Figure 5.

(A–I) Western blot analysis of indicated proteins from contralateral and ipsilateral striata of 6-OHDA-lesioned rats treated with vehicle or rapamycin. (A,B) p-Ser845-GluA1 and p-Thr202/Tyr204-ERK42 protein levels in dopamine (DA) denerveted rats treated with vehicle (n = 5) or rapamycin (n = 4). (C,D) p-Ser240/244-S6 and TH protein levels (n = 5/treatment). (E,F) Protein expression of the subunits GluA1 and GluA2/3 of AMPA-type glutamate receptors in vehicle (n = 5) and rapamycin (n = 4) treated rats lesioned with 6-OHDA. (G,H) GluN1 and GluN2A NMDA receptor subunit levels in 6-OHDA vehicle or 6-OHDA rapamycin-treated rats (n = 5/treatment). (I) Expression of the GluN2B subunit in vehicle (n = 5) or rapamycin (n = 4) treated rats lesioned with 6-OHDA. (J–R) Western blot analysis of indicated proteins from contralateral and ipsilateral striata of sham-operated rats treated with vehicle or rapamycin (n = from 3 to 5/treatment). (J–L) Phosphorylation levels of GluA1 at Ser845, ERK42 at Thr202/Tyr204, and S6 at Ser240/244. (M) Tyrosine hydroxylase protein levels in contralateral and ipsilateral striata from sham-operated group.

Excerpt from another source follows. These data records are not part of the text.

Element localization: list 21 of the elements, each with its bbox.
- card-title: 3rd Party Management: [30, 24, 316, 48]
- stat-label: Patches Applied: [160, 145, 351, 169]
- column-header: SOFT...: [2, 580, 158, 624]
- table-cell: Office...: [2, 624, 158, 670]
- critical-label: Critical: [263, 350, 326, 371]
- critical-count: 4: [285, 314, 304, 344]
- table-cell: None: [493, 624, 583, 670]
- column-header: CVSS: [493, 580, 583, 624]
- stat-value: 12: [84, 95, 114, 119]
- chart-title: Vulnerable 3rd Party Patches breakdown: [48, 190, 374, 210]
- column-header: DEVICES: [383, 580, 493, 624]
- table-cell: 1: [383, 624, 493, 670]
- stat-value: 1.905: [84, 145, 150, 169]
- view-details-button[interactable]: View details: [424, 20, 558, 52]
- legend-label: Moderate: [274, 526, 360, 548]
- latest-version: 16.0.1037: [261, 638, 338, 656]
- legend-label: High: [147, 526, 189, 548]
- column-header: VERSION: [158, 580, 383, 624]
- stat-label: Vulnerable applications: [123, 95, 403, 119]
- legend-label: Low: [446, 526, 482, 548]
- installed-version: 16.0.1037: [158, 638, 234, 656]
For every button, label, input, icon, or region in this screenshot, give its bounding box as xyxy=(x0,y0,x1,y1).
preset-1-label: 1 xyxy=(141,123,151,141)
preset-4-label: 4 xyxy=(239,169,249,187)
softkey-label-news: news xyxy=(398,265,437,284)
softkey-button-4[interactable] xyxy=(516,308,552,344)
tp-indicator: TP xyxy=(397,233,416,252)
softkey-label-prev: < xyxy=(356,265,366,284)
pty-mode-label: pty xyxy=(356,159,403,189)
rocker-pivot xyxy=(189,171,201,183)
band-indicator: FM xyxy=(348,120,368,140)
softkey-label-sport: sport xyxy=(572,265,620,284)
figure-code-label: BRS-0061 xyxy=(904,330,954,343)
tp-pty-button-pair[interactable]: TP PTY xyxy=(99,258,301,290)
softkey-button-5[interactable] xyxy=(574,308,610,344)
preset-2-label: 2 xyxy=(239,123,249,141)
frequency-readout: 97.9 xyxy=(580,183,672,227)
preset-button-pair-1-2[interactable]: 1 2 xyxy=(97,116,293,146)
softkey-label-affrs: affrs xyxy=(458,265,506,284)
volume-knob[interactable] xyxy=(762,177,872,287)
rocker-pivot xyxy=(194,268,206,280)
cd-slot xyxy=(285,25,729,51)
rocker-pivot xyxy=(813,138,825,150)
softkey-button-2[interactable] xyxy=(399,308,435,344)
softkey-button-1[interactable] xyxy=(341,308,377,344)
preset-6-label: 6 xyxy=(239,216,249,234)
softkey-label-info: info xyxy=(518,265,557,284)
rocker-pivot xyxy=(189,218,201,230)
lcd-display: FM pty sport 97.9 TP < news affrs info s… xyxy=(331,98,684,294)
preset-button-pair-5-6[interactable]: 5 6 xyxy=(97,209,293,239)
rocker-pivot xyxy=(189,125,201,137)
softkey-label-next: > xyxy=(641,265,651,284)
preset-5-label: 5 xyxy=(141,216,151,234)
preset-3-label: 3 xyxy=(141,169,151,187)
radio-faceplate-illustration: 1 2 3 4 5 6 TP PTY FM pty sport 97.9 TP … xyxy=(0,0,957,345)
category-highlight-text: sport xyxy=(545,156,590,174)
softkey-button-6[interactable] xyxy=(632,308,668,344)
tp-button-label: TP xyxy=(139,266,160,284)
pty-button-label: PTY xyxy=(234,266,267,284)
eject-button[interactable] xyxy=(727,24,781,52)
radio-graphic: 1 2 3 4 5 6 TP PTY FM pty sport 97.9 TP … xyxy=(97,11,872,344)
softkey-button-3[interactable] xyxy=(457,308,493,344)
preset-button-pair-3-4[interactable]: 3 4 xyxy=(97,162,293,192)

Protein expression of (N,O) AMPA (GluA1 and GluA2/3) and (P–R) NMDA glutamate receptor subunits (GluN1, GluN2A, and GluN2B). All data are expressed as mean ± SEM. Statistical significance was determined by two-way ANOVA, followed by Bonferroni multiple-comparisons test, ^##p < 0.01 for TH protein levels. For phospho-S6 levels (panels C,L), two-way ANOVA returned a significant treatment effect (^$$p < 0.001 and ^$p < 0.05 for panels C,L, respectively).